Testing multiple hypotheses for the high endemic plant diversity of the Tibetan Plateau

Aim: The Tibetan Plateau harbours the highest alpine and endemic plant diversity in the world, attributed to rapid diversification during the plateau uplift and Quaternary climate fluctuations. However, there is little understanding of which hypotheses associated with these geological and climatic processes garner strong support as explanations for the observed diversity patterns. Here, we test support for hypotheses related to uplift and climate changes that could account for the high endemicity and phylogenetic diversity of the world’s highest plateau. Location: Tibetan Plateau (TP). Time period: Neogene, Quaternary and current period. Major taxa studied: Tibetan endemic seed plants. Methods: We collated data on endemic seed-plant distribution based on county-level mapping from published monographs and online databases. We calculated species richness (SR) and phylogenetic diversity for endemic herbs, shrubs, trees, and all plants for 0.5-degree × 0.5-degree grid cells covering the TP. We derived environmental and evolutionary predictors to evaluate eight biogeographical hypotheses associated with plateau uplift and climate fluctuations, and used partial regression analysis and mixed conditional autoregressive (CAR) models to assess the relative contribution of each predictor to the extant diversity of the TP. Results: We found plateau uplift independently explained more variance in diversity than climate fluctuations, but there were also strong interaction effects. The full CAR models including all predictors explained 37%–75% of the total variation across diversity measures and life forms.
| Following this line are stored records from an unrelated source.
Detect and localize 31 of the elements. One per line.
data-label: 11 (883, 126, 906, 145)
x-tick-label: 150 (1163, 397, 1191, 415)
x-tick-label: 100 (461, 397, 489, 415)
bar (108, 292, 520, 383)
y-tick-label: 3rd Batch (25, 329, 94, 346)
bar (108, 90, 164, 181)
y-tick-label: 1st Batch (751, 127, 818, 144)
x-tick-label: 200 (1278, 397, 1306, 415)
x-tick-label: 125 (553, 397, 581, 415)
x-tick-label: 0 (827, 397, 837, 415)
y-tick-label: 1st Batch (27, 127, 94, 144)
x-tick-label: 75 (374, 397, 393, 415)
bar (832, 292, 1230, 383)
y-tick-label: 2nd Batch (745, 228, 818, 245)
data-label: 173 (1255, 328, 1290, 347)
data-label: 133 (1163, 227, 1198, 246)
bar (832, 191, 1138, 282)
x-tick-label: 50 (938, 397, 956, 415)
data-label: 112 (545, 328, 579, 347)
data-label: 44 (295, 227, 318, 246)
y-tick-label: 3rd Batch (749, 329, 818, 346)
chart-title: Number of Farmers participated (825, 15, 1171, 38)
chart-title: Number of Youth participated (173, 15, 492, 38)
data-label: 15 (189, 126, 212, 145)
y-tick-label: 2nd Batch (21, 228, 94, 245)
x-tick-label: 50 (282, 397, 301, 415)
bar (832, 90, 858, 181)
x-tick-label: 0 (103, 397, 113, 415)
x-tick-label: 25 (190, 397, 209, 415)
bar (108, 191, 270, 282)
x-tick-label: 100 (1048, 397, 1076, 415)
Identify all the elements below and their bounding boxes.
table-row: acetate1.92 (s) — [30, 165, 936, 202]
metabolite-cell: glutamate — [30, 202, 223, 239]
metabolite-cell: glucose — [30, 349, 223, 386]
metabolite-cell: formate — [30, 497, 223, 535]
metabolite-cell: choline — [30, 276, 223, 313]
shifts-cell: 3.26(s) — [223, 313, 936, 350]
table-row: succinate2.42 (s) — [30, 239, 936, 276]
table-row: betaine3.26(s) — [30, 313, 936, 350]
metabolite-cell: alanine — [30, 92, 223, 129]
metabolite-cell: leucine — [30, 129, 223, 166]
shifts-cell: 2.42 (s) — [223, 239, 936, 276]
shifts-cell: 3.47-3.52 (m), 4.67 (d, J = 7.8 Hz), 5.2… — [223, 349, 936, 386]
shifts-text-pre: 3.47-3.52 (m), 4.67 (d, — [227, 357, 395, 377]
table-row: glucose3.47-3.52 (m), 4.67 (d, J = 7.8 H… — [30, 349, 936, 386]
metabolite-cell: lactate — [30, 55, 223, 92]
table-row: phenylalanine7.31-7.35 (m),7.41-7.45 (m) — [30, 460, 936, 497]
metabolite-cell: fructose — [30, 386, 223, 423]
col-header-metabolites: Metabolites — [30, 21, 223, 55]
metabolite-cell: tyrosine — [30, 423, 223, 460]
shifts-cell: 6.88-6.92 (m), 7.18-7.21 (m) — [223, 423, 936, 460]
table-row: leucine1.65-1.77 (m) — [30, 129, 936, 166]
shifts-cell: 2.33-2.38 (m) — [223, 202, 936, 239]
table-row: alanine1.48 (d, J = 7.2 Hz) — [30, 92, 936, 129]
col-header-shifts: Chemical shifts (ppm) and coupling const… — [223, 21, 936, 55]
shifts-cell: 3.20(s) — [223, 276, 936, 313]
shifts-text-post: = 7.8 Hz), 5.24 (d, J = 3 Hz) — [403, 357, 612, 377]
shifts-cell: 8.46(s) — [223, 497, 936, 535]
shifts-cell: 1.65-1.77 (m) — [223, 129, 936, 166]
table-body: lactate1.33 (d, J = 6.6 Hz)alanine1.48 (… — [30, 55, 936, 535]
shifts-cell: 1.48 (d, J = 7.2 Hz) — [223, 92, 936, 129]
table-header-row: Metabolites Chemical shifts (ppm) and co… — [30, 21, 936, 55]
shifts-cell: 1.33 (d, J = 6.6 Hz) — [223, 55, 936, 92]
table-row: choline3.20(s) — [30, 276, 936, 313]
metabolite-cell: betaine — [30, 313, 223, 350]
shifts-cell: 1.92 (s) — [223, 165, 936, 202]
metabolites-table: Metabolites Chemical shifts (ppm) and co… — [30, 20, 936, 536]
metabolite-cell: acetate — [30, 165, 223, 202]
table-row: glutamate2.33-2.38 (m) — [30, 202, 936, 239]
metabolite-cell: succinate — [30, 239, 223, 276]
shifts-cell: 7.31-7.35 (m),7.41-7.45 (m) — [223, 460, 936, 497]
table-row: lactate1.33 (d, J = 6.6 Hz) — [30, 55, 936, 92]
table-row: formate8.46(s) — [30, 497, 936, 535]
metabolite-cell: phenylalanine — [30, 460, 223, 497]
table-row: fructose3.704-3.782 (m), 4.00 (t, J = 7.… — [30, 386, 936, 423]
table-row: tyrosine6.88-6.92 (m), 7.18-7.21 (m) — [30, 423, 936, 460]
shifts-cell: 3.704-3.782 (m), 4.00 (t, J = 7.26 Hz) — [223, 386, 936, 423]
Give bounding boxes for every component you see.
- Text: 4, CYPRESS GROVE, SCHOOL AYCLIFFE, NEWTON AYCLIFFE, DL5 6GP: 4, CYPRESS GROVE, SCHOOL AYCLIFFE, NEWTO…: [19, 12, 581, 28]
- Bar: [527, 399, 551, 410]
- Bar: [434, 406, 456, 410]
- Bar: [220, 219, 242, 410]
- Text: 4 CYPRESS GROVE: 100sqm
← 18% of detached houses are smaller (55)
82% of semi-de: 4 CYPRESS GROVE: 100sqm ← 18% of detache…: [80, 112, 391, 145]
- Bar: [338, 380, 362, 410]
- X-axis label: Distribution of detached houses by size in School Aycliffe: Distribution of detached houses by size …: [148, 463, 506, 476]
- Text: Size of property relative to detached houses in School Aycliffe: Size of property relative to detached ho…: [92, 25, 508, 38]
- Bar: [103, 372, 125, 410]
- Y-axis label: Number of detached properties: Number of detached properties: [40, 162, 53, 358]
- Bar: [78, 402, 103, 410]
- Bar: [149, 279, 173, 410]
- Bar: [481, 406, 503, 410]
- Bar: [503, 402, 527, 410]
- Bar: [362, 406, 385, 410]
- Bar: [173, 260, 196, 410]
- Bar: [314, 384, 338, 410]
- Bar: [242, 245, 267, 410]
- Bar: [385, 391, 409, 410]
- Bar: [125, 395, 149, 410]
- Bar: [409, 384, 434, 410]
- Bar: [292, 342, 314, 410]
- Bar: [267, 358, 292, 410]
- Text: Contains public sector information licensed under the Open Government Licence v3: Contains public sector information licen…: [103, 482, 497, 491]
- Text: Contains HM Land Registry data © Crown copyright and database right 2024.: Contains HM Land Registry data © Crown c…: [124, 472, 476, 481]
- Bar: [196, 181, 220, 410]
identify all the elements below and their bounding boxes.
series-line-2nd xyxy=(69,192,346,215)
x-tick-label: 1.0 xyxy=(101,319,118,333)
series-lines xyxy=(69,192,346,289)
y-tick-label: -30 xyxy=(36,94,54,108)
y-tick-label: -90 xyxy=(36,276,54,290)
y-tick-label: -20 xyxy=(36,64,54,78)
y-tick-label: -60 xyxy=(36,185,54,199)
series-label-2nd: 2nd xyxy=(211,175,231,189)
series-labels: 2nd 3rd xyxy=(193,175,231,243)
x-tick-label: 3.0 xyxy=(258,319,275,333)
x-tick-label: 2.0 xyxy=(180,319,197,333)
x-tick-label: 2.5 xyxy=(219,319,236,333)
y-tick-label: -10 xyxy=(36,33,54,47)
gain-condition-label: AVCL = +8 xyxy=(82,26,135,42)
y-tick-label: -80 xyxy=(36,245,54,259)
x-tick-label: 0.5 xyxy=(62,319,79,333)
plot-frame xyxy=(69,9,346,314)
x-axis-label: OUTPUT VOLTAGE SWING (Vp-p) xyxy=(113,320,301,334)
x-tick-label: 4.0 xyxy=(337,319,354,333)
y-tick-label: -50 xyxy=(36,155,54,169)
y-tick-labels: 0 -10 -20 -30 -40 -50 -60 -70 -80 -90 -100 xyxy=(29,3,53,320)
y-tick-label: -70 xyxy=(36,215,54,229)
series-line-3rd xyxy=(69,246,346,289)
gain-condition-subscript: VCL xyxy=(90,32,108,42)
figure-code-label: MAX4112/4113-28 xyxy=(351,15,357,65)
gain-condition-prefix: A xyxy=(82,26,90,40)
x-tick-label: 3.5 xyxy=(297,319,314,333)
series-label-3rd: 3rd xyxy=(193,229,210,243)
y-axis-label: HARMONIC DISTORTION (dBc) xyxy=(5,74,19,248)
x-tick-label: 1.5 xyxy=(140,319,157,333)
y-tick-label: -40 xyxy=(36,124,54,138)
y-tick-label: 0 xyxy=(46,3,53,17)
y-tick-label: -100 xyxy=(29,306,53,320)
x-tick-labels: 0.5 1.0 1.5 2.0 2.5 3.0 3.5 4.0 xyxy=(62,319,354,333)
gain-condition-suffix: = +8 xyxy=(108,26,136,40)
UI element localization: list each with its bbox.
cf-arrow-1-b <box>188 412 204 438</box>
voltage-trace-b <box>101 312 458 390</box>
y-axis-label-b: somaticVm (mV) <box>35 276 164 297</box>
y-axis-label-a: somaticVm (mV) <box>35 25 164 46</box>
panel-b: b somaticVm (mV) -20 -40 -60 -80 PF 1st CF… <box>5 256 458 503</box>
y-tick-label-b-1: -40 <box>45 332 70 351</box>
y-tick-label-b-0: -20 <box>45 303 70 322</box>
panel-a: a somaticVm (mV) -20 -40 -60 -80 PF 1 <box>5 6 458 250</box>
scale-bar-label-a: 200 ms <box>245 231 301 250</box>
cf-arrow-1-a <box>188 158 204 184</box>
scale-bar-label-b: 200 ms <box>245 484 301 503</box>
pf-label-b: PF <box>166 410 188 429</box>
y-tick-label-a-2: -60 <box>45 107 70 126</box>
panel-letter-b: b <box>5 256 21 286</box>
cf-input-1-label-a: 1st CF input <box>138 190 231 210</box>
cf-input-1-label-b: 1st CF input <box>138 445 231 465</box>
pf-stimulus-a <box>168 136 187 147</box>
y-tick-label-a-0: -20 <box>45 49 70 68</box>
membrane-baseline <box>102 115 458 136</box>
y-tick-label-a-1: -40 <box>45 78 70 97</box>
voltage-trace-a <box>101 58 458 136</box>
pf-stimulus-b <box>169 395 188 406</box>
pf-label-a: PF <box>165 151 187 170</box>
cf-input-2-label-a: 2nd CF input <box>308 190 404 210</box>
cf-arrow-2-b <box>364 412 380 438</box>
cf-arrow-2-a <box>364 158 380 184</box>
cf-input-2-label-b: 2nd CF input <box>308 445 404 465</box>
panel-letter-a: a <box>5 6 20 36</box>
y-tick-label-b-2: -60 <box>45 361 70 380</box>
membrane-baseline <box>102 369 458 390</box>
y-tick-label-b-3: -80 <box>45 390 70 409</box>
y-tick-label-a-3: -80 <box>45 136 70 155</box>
The predictor representing the montane museum hypothesis explained the most variation (c. 25%), but each predictor explained at least 6%. Main conclusions: These results demonstrate that both the plateau uplift and Quaternary climate fluctuations had large impacts on current patterns of species diversity, but the influence of plateau uplift was more pronounced than that of climate changes. Our study suggests that plateau uplift and climate changes are the original drivers of complex biogeographical processes accounting for the biodiversity of the TP.